The UB average M2BB concentration was 0.53 ng/mL in 100% fresh F&V juices, 0.48 ng/mL in 100% reconstituted F&V juices, 0.54 ng/mL in 10% or more F&V juice drinks, 0.17 ng/mL in whole milk, and 0.14 ng/mL in low-fat milk. The M2BB concentration between the F&V juice and milk samples slightly differed; this difference may be attributable to the M2BB concentration present in the food prior to packaging.
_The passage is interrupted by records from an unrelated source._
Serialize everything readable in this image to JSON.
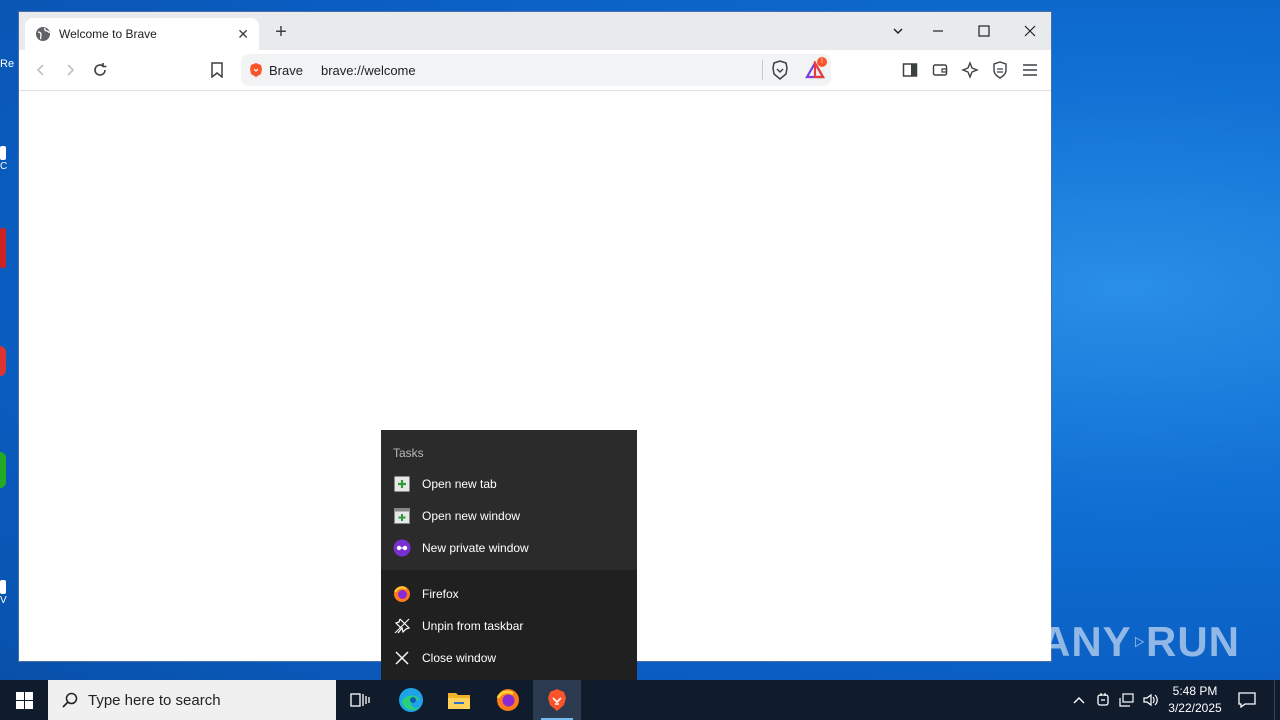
{
  "browser": {
    "tab_title": "Welcome to Brave",
    "site_label": "Brave",
    "url": "brave://welcome",
    "rewards_badge": "!"
  },
  "jumplist": {
    "tasks_header": "Tasks",
    "tasks": [
      {
        "label": "Open new tab",
        "icon": "new-tab-icon"
      },
      {
        "label": "Open new window",
        "icon": "new-window-icon"
      },
      {
        "label": "New private window",
        "icon": "private-window-icon"
      }
    ],
    "actions": [
      {
        "label": "Firefox",
        "icon": "firefox-icon"
      },
      {
        "label": "Unpin from taskbar",
        "icon": "unpin-icon"
      },
      {
        "label": "Close window",
        "icon": "close-icon"
      }
    ]
  },
  "taskbar": {
    "search_placeholder": "Type here to search",
    "time": "5:48 PM",
    "date": "3/22/2025"
  },
  "desktop": {
    "fragments": [
      "Re",
      "C",
      "V"
    ]
  },
  "watermark": {
    "text_left": "ANY",
    "text_right": "RUN"
  },
  "colors": {
    "brave_orange": "#fb542b",
    "taskbar_bg": "#101c2c",
    "jumplist_bg": "#202020",
    "desktop_blue": "#0f6fd3"
  }
}
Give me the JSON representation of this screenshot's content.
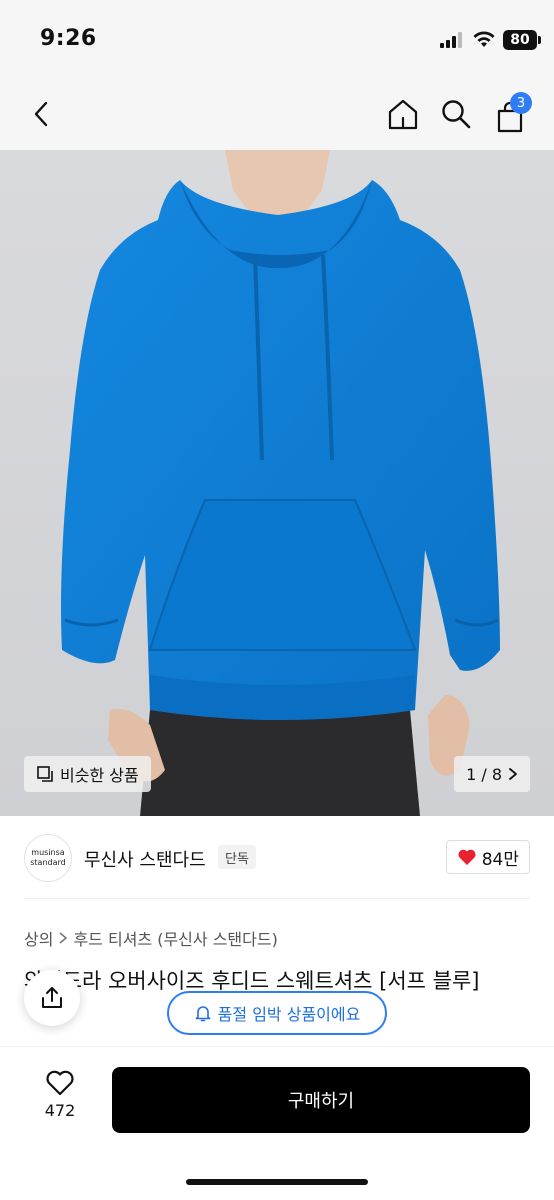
{
  "status": {
    "time": "9:26",
    "battery": "80"
  },
  "nav": {
    "cart_count": "3",
    "icons": [
      "back-icon",
      "home-icon",
      "search-icon",
      "cart-icon"
    ]
  },
  "image": {
    "similar_label": "비슷한 상품",
    "page_counter": "1 / 8",
    "colors": {
      "background": "#d6d7da",
      "hoodie": "#0b7fd6"
    }
  },
  "brand": {
    "logo_line1": "musinsa",
    "logo_line2": "standard",
    "name": "무신사 스탠다드",
    "tag": "단독",
    "likes": "84만"
  },
  "breadcrumb": {
    "category": "상의",
    "subcategory": "후드 티셔츠 (무신사 스탠다드)"
  },
  "product": {
    "title": "와이드라 오버사이즈 후디드 스웨트셔츠 [서프 블루]"
  },
  "notice": {
    "soldout_label": "품절 임박 상품이에요"
  },
  "bottom": {
    "wish_count": "472",
    "buy_label": "구매하기"
  },
  "accent": "#2f7df6"
}
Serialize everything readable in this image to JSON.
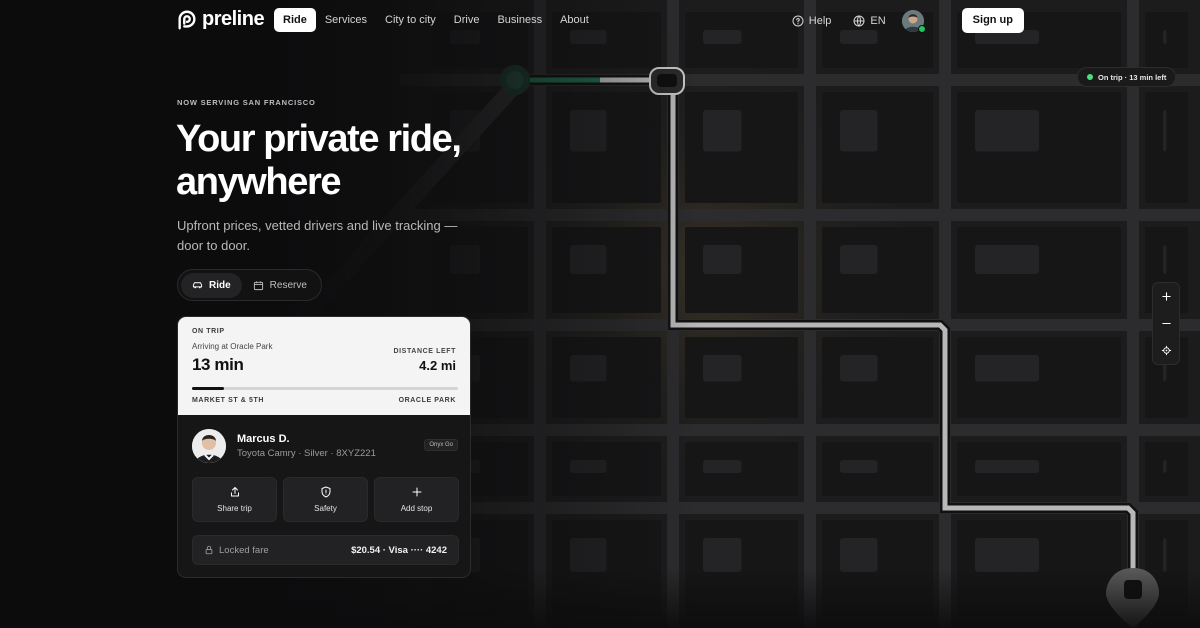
{
  "brand": {
    "name": "preline"
  },
  "nav": {
    "items": [
      {
        "label": "Ride",
        "active": true
      },
      {
        "label": "Services"
      },
      {
        "label": "City to city"
      },
      {
        "label": "Drive"
      },
      {
        "label": "Business"
      },
      {
        "label": "About"
      }
    ],
    "help": "Help",
    "language": "EN",
    "signup": "Sign up"
  },
  "hero": {
    "eyebrow": "NOW SERVING SAN FRANCISCO",
    "title": "Your private ride, anywhere",
    "subtitle": "Upfront prices, vetted drivers and live tracking — door to door.",
    "toggle": {
      "ride": "Ride",
      "reserve": "Reserve",
      "selected": "Ride"
    }
  },
  "trip": {
    "status_label": "ON TRIP",
    "arriving": "Arriving at Oracle Park",
    "eta": "13 min",
    "distance_label": "DISTANCE LEFT",
    "distance": "4.2 mi",
    "progress": 0.12,
    "from": "MARKET ST & 5TH",
    "to": "ORACLE PARK",
    "driver": {
      "name": "Marcus D.",
      "car": "Toyota Camry · Silver · 8XYZ221",
      "tier": "Onyx Go"
    },
    "actions": [
      {
        "label": "Share trip",
        "icon": "share-icon"
      },
      {
        "label": "Safety",
        "icon": "shield-icon"
      },
      {
        "label": "Add stop",
        "icon": "plus-icon"
      }
    ],
    "fare_label": "Locked fare",
    "fare_value": "$20.54 · Visa ···· 4242"
  },
  "map": {
    "status_pill": "On trip · 13 min left",
    "controls": [
      "zoom-in-icon",
      "zoom-out-icon",
      "locate-icon"
    ],
    "colors": {
      "route": "#b8b8b8",
      "route_start": "#1f6b4a",
      "pin": "#5a5a5a"
    }
  }
}
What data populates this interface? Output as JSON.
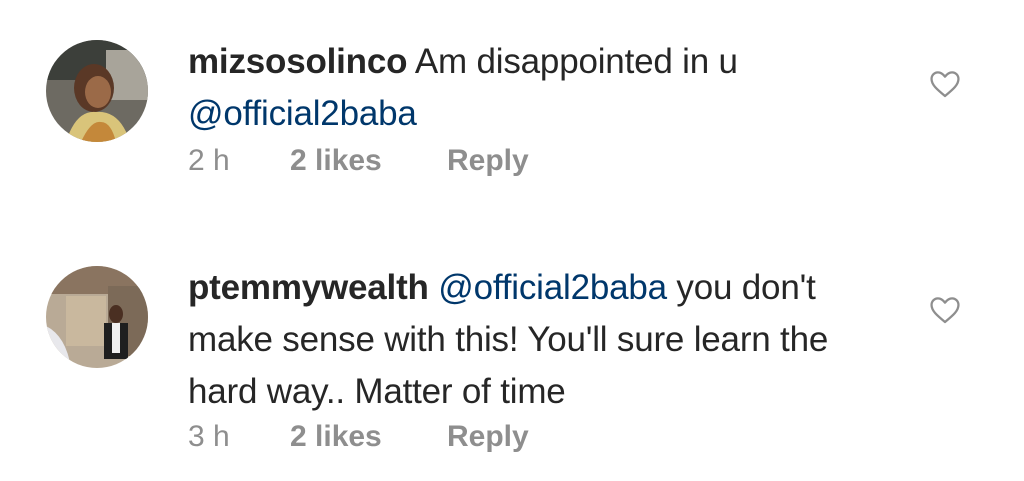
{
  "comments": [
    {
      "username": "mizsosolinco",
      "text_before": " Am disappointed in u ",
      "mention": "@official2baba",
      "text_after": "",
      "time": "2 h",
      "likes": "2 likes",
      "reply": "Reply",
      "avatar": "profile-photo-icon",
      "like_icon": "heart-outline-icon"
    },
    {
      "username": "ptemmywealth",
      "text_before": " ",
      "mention": "@official2baba",
      "text_after": " you don't make sense with this! You'll sure learn the hard way.. Matter of time",
      "time": "3 h",
      "likes": "2 likes",
      "reply": "Reply",
      "avatar": "profile-photo-icon",
      "like_icon": "heart-outline-icon"
    }
  ],
  "colors": {
    "text": "#262626",
    "mention": "#00376b",
    "meta": "#8e8e8e",
    "background": "#ffffff"
  }
}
3.4. ADD of BPs for Different Age Groups
Dietary exposure of consumers to chemicals is a crucial element in risk assessment. Estimated dietary exposure values (P50 and 97.5 percentile) of selected individuals of the Taiwan population in different age groups are presented in Figure 2. Two scenarios were explored in this study. In scenario 1, the SML of each BP-type photoinitiator, derived from the Swiss Ordinance SR817.023.21, was used, and the corresponding intake rate and body weight were obtained from the NAHSIT in 2019 (Tables S3 and S6). In scenario 2, the concentration of photoinitiators detected in foods and the corresponding intake rate and body weight data from the NAHSIT in 2019 were used to estimate the ADD in the general population for determining exposure to BP-type photoinitiators through the consumption of food (Table 1 and Table S3).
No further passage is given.